= RNase R =

RNase R, or Ribonuclease R, is a 3'-->5' exoribonuclease, which belongs to the RNase II superfamily, a group of enzymes that hydrolyze RNA in the 3' - 5' direction. RNase R has been shown to be involved in selective mRNA degradation, particularly of non stop mRNAs in bacteria. RNase R has homologues in many other organisms.

When a part of another larger protein has a domain that is very similar to RNase R, this is called an RNase R domain.

== Role in trans-translation and ribosomal quality control ==
RNase R ensures translation accuracy, correct rRNA maturation and elimination of abnormal rRNAs, and is employed by the trans-translation system to break down damaged mRNAs.

In Escherichia coli, RNase R is a 92 kD protein, with the characteristic capacity to degrade structured RNA substrates without displaying sequence specificity. Therefore, RNase R acts over a range of substrates, such as, ribosomal, transfer, messenger and small non-coding RNAs. RNase R is associated with ribonucleoprotein complex that contains tmRNA and SmpB, and is involved in the development of tmRNA under cold-shock.

RNase R is also associated with ribosomes and participates in rRNA, or ribosomal RNA, quality control processes. RNase R has an in vitro affinity for rRNA. In several rRNA quality control pathways, RNase R behaves as a mainfactor by enhancing the removal of faulty rRNA molecules. This protein is also critical for handling rRNA precursors and for observing the ribosome integrity.

== RNA digestion ==
RNase R has two cold shock domains, an RNase catalytic domain, an S1 domain and a basic domain.

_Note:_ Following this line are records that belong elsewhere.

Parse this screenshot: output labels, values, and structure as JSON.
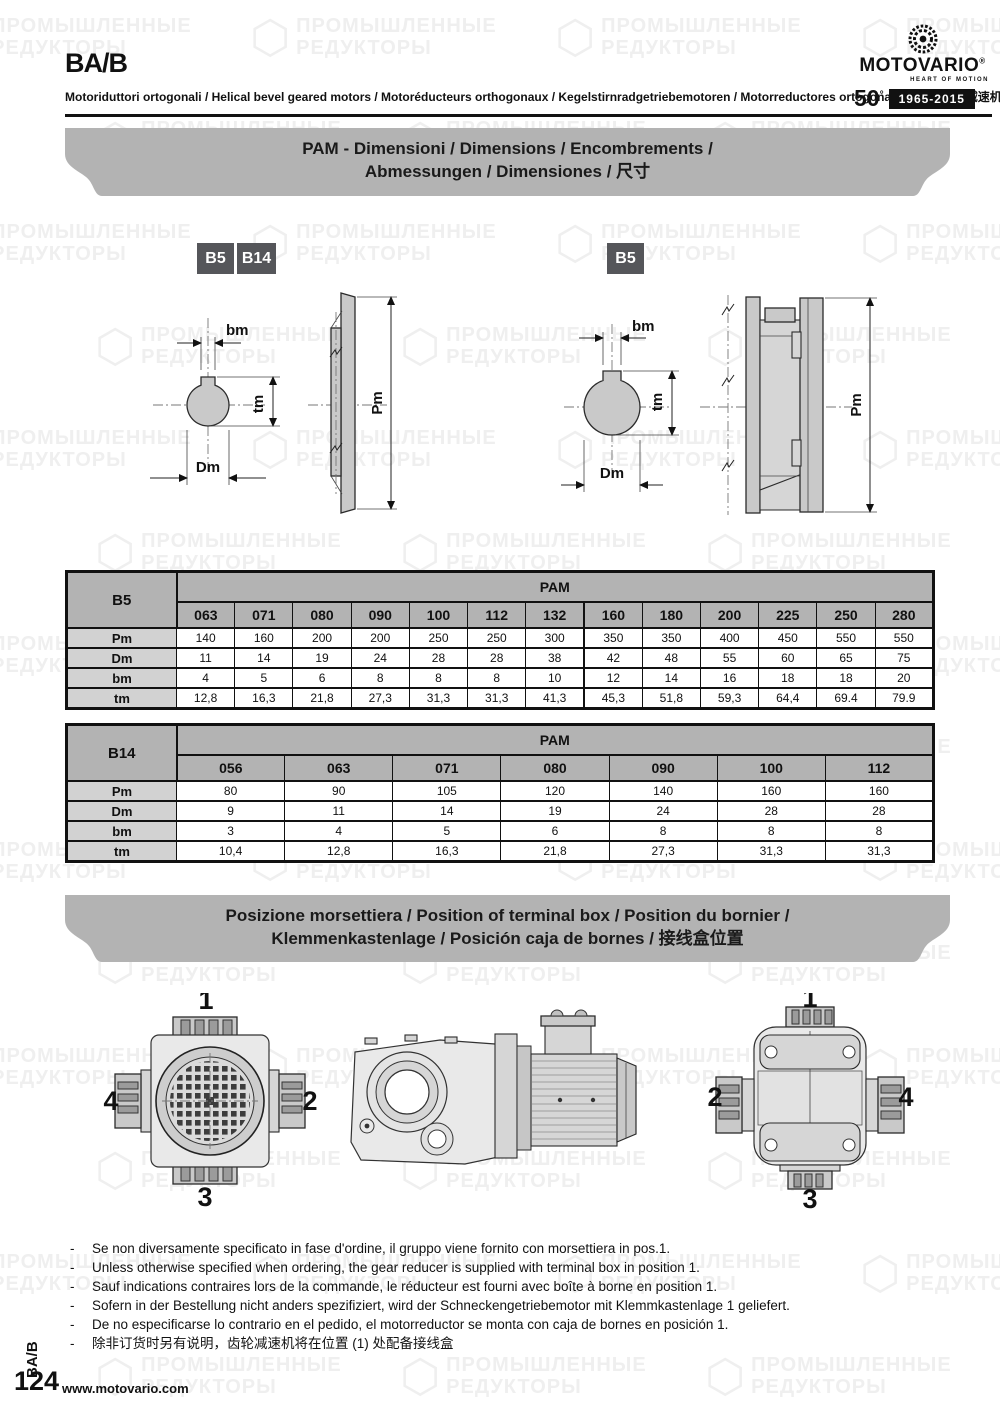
{
  "header": {
    "title": "BA/B",
    "subtitle": "Motoriduttori ortogonali / Helical bevel geared motors / Motoréducteurs orthogonaux / Kegelstirnradgetriebemotoren / Motorreductores ortogonales / 斜伞齿轮减速机",
    "logo": {
      "brand": "MOTOVARIO",
      "registered": "®",
      "tagline": "HEART OF MOTION",
      "anniversary_number": "50",
      "anniversary_degree": "°",
      "anniversary_years": "1965-2015"
    }
  },
  "watermark": {
    "line1": "ПРОМЫШЛЕННЫЕ",
    "line2": "РЕДУКТОРЫ",
    "hex_glyph": "⬡"
  },
  "banners": {
    "pam": {
      "line1": "PAM - Dimensioni / Dimensions / Encombrements /",
      "line2": "Abmessungen / Dimensiones / 尺寸"
    },
    "terminal": {
      "line1": "Posizione morsettiera / Position of terminal box / Position du bornier /",
      "line2": "Klemmenkastenlage / Posición caja de bornes / 接线盒位置"
    }
  },
  "diagrams": {
    "badges_left": [
      "B5",
      "B14"
    ],
    "badge_right": "B5",
    "labels": {
      "bm": "bm",
      "tm": "tm",
      "dm": "Dm",
      "pm": "Pm"
    }
  },
  "tables": {
    "b5": {
      "row_header": "B5",
      "group_header": "PAM",
      "columns": [
        "063",
        "071",
        "080",
        "090",
        "100",
        "112",
        "132",
        "160",
        "180",
        "200",
        "225",
        "250",
        "280"
      ],
      "rows": [
        {
          "label": "Pm",
          "values": [
            "140",
            "160",
            "200",
            "200",
            "250",
            "250",
            "300",
            "350",
            "350",
            "400",
            "450",
            "550",
            "550"
          ]
        },
        {
          "label": "Dm",
          "values": [
            "11",
            "14",
            "19",
            "24",
            "28",
            "28",
            "38",
            "42",
            "48",
            "55",
            "60",
            "65",
            "75"
          ]
        },
        {
          "label": "bm",
          "values": [
            "4",
            "5",
            "6",
            "8",
            "8",
            "8",
            "10",
            "12",
            "14",
            "16",
            "18",
            "18",
            "20"
          ]
        },
        {
          "label": "tm",
          "values": [
            "12,8",
            "16,3",
            "21,8",
            "27,3",
            "31,3",
            "31,3",
            "41,3",
            "45,3",
            "51,8",
            "59,3",
            "64,4",
            "69.4",
            "79.9"
          ]
        }
      ]
    },
    "b14": {
      "row_header": "B14",
      "group_header": "PAM",
      "columns": [
        "056",
        "063",
        "071",
        "080",
        "090",
        "100",
        "112"
      ],
      "rows": [
        {
          "label": "Pm",
          "values": [
            "80",
            "90",
            "105",
            "120",
            "140",
            "160",
            "160"
          ]
        },
        {
          "label": "Dm",
          "values": [
            "9",
            "11",
            "14",
            "19",
            "24",
            "28",
            "28"
          ]
        },
        {
          "label": "bm",
          "values": [
            "3",
            "4",
            "5",
            "6",
            "8",
            "8",
            "8"
          ]
        },
        {
          "label": "tm",
          "values": [
            "10,4",
            "12,8",
            "16,3",
            "21,8",
            "27,3",
            "31,3",
            "31,3"
          ]
        }
      ]
    }
  },
  "positions": {
    "rear_view": {
      "top": "1",
      "right": "2",
      "bottom": "3",
      "left": "4"
    },
    "front_view": {
      "top": "1",
      "left": "2",
      "bottom": "3",
      "right": "4"
    }
  },
  "notes": [
    "Se non diversamente specificato in fase d'ordine, il gruppo viene fornito con morsettiera in pos.1.",
    "Unless otherwise specified when ordering, the gear reducer is supplied with terminal box in position 1.",
    "Sauf indications contraires lors de la commande, le réducteur est fourni avec boîte à borne en position 1.",
    "Sofern in der Bestellung nicht anders spezifiziert, wird der Schneckengetriebemotor mit Klemmkastenlage 1 geliefert.",
    "De no especificarse lo contrario en el pedido, el motorreductor se monta con caja de bornes en posición 1.",
    "除非订货时另有说明，齿轮减速机将在位置 (1) 处配备接线盒"
  ],
  "note_dash": "-",
  "footer": {
    "side_label": "BA/B",
    "page_number": "124",
    "website": "www.motovario.com"
  }
}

Overabundance of RNase R in a cell are harmful since RNase R is more active and more effective in breaking down RNAs than the other bacterial exoribonucleases, such as RNase II. Besides the substrate RNAs that construct double-stranded RNA with 3' overhangs shorter than seven nucleotides, RNase R can degrade all linear RNAs. For the methodical digestion of eukaryotic linear RNAs, RNase R is a good 3' to 5' exoribonuclease but there are infrequent cases of RNase R resistance. Since mRNAs are not chemically protected at their 3' ends, unlike the protection provided at their 5' ends by the cap structure, RNase R successfully degrades linear mRNAs from their unprotected 3' ends.